Treating these records should involve a good deal of investigation. Is there a hint in the present data that could explain the missingness? Could correlations with other dimensions in the data mean a more appropriate imputation value based on a sub-group average, rather than the population average? To help python developers assess missingness in a dataset, I highly encourage people to make use of the missingno
package. If you write in R, then the equivalent functionality is available with naniar
.
The below visual gives an overview of populated records in a data table about road traffic collisions. Dark bands are populated records. White bands are missing records.
In the above visual, you may see that certain columns demonstrate more missingness than others. But that specific columns show patterns in missingness in comparison with that of other columns too. For example, in records where ON STREET NAME
and CROSS STREET NAME
are missing, you may find that OFF STREET NAME
records are present.

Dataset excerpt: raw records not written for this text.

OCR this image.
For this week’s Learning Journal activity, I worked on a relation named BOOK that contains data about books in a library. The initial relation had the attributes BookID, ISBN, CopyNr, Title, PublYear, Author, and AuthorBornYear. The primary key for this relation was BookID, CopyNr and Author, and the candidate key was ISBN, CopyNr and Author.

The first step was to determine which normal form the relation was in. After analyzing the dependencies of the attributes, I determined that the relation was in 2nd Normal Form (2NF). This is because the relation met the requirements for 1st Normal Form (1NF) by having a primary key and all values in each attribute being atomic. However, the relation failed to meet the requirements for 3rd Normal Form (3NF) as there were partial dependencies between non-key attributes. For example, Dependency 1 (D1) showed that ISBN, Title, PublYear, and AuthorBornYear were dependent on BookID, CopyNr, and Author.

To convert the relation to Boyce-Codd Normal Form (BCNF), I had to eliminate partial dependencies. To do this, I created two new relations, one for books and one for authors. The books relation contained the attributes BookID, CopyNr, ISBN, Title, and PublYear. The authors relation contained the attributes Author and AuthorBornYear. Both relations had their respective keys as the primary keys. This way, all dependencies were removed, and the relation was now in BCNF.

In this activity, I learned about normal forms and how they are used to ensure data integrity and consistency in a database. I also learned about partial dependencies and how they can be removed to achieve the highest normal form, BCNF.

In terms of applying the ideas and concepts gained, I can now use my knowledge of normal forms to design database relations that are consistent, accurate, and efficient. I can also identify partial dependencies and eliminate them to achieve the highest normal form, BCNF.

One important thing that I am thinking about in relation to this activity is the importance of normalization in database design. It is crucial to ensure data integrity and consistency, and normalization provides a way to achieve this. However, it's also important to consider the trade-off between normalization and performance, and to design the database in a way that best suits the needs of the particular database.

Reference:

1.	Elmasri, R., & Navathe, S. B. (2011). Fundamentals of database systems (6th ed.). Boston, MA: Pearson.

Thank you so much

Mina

This simple visual along with many more useful tools in the package are available to examine the idiosyncrasies within data.
In Summary
In conclusion, David J. Hand offers an insightful exploration into the realm of unseen, uncollected, or unanalysed data that profoundly impacts decision-making and understanding. Through detailed categorisation and vivid historical and contemporary examples, Hand underscores the critical need to recognise and address the hidden gaps in our data. His comprehensive analysis highlights how ignorance of dark data can lead to flawed conclusions and poor outcomes, while also presenting strategies to mitigate these risks. By encouraging a vigilant and sceptical approach to data analysis, Hand empowers readers to navigate the complexities of incomplete information, ultimately fostering better decision-making in an era where data is ever-present but often imperfect. This book is a valuable resource for anyone looking to deepen their understanding of the unseen dimensions of data and its far-reaching implications.